Report: Vietnam’s PM asks State Bank to trial digital currency on the blockchain
The State Bank of Vietnam is reportedly set to become the latest central bank to delve into explorations of the feasibility and operationality of central bank digital currencies (CBDCs).
Its brief, distinct from other countries, is looking to trial a digital currency that would be expressly built on blockchain technology, rather than a centralized protocol.
According to a July 3 report from the English-language daily Viet Nam News, Prime Minister Phạm Minh Chính announced the initiative as part of his wider e-government development strategy. The central bank is expected to work on the development and implementation of the pilot from 2021 to 2023.
Vietnamese politicians’ embrace of blockchain technologies, in principle, remains distinct from their broad hostility to the decentralized currencies that have popularized the underlying protocols. The country banned Bitcoin (BTC) in 2018 as a means of payment while retaining individuals’ and enterprises’ rights to privately invest in crypto.
The ban was soon followed by a directive to credit institutions to restrict services provided to digital currency-related activities in order to mitigate money laundering risks. Despite both moves, there has not been a formal regulatory framework in place for crypto exchanges operating in the country.
Since spring 2020, this hostile but relatively off-hands approach has begun to shift. In May of that year, Vietnam’s Ministry of Finance agreed to establish a research group charged with studying and making policy proposals regarding cryptocurrencies and digital assets. That group, which includes the State Bank, also includes the country’s securities regulator, the Department of Banking and Financial Institutions, the General Department of Vietnam Customs and others.

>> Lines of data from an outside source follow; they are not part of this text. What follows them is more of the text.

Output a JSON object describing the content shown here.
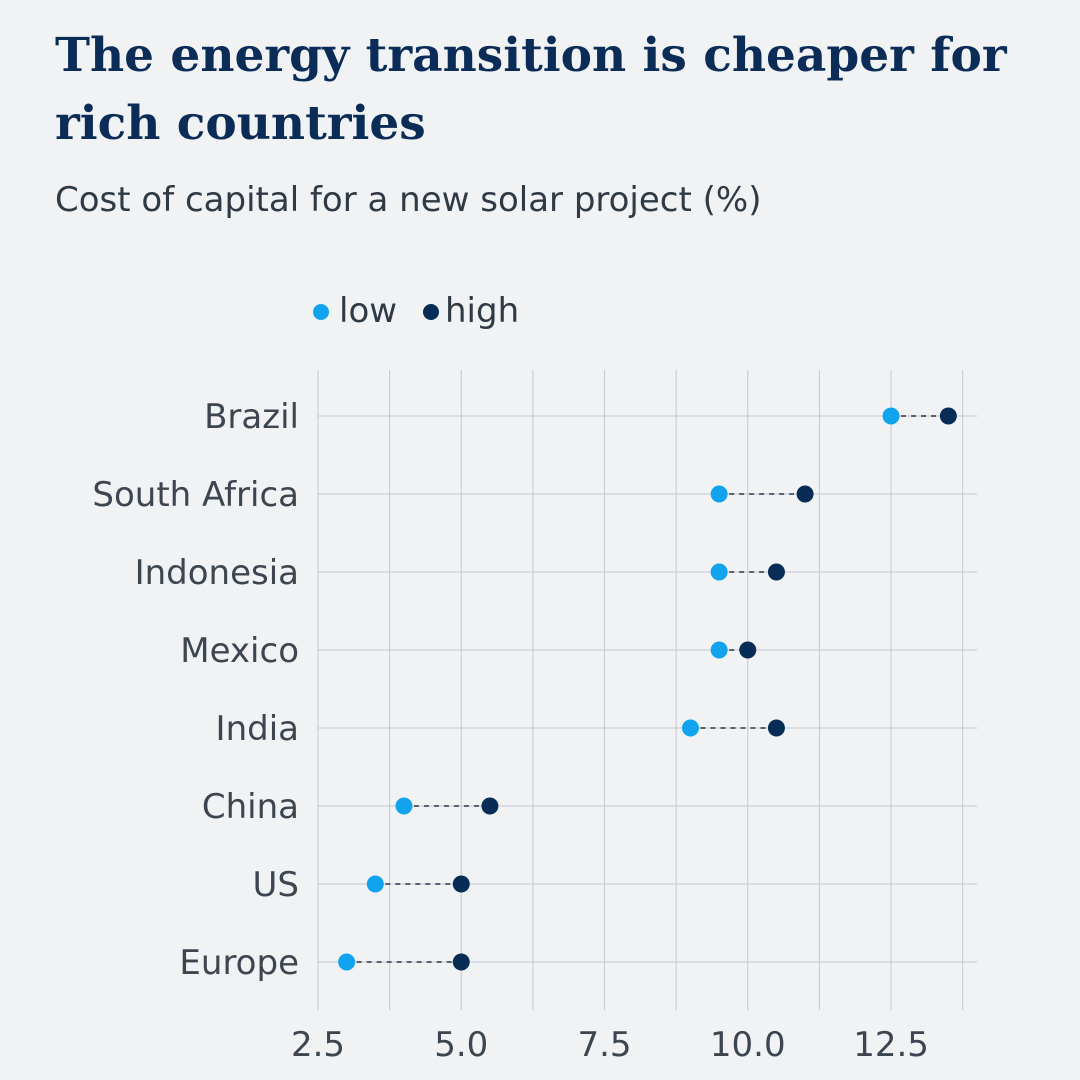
{
  "title": "The energy transition is cheaper for rich countries",
  "subtitle": "Cost of capital for a new solar project (%)",
  "colors": {
    "low": "#12a3ee",
    "high": "#072c55",
    "grid": "#c3c9d0",
    "connector": "#5a6470"
  },
  "legend": {
    "low": "low",
    "high": "high"
  },
  "chart_data": {
    "type": "dumbbell",
    "title": "The energy transition is cheaper for rich countries",
    "subtitle": "Cost of capital for a new solar project (%)",
    "xlabel": "",
    "ylabel": "",
    "xlim": [
      2.5,
      14.0
    ],
    "x_ticks": [
      2.5,
      5.0,
      7.5,
      10.0,
      12.5
    ],
    "x_tick_labels": [
      "2.5",
      "5.0",
      "7.5",
      "10.0",
      "12.5"
    ],
    "grid": true,
    "legend_position": "top",
    "categories": [
      "Brazil",
      "South Africa",
      "Indonesia",
      "Mexico",
      "India",
      "China",
      "US",
      "Europe"
    ],
    "series": [
      {
        "name": "low",
        "values": [
          12.5,
          9.5,
          9.5,
          9.5,
          9.0,
          4.0,
          3.5,
          3.0
        ]
      },
      {
        "name": "high",
        "values": [
          13.5,
          11.0,
          10.5,
          10.0,
          10.5,
          5.5,
          5.0,
          5.0
        ]
      }
    ]
  }
}
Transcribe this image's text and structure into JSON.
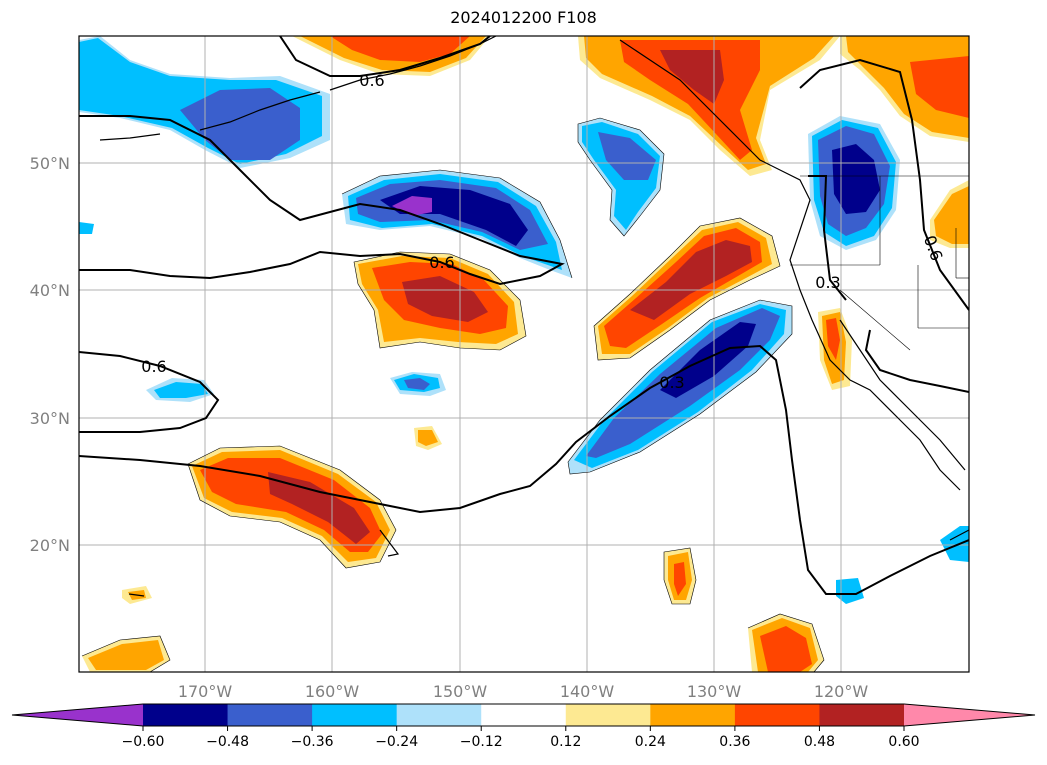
{
  "title": "2024012200 F108",
  "map": {
    "lat_labels": [
      "50°N",
      "40°N",
      "30°N",
      "20°N"
    ],
    "lon_labels": [
      "170°W",
      "160°W",
      "150°W",
      "140°W",
      "130°W",
      "120°W"
    ],
    "contour_labels": [
      "0.6",
      "0.6",
      "0.6",
      "0.3",
      "0.3",
      "0.6"
    ],
    "colors": {
      "purple": "#9932cc",
      "navy": "#00008b",
      "royal": "#3a5fcd",
      "sky": "#00bfff",
      "lightsky": "#aee1fa",
      "white": "#ffffff",
      "yellow": "#fde992",
      "orange": "#ffa500",
      "redorange": "#ff4500",
      "firebrick": "#b22222",
      "pink": "#ff88aa"
    }
  },
  "colorbar": {
    "ticks": [
      "−0.60",
      "−0.48",
      "−0.36",
      "−0.24",
      "−0.12",
      "0.12",
      "0.24",
      "0.36",
      "0.48",
      "0.60"
    ],
    "colors": [
      "#9932cc",
      "#00008b",
      "#3a5fcd",
      "#00bfff",
      "#aee1fa",
      "#ffffff",
      "#fde992",
      "#ffa500",
      "#ff4500",
      "#b22222",
      "#ff88aa"
    ]
  }
}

Huỳnh Phước Nghĩa, deputy director of the Institute of Innovation at the University of Economics Ho Chi Minh City (UEH), told reporters that as cashless payments continue to increase in the country, recognition of digital currencies by the State Bank would help to further accelerate this process. In Nghĩa’s view, “Digital money is an inevitable trend” and conducting the pilot will help the government assess the pros and cons of various approaches and to explore appropriate management mechanisms.
Another interviewee, Lê Đạt Chí, who is deputy head of UEH’s Finance Faculty, stressed that acting fast would be necessary for the country to be competitive as momentum behind CBDCs continues to grow.
Viet Nam News contends that CBDC issuance could be useful for smaller countries in a global system dominated by the U.S. dollar, and, to a lesser extent, the euro and yen. Chí, however, in addition to calling for an acceleration of CBDC study and development, stressed potential risks for the country’s financial and monetary security. A representative from NextTech Group of Technopreneurs — a group of companies focused on digitized commerce across Southeast Asia — argued that it is necessary for Vietnam to determine an official definition for cryptocurrency.
Prior to the government setting up its research group in May 2020, Vietnamese police officials urged citizens not to participate in crypto investment schemes. This March, Vietnam’s Ministry of Finance itself warned the public about the risks of cryptocurrency investment, given the industry’s still-unregulated status in the country.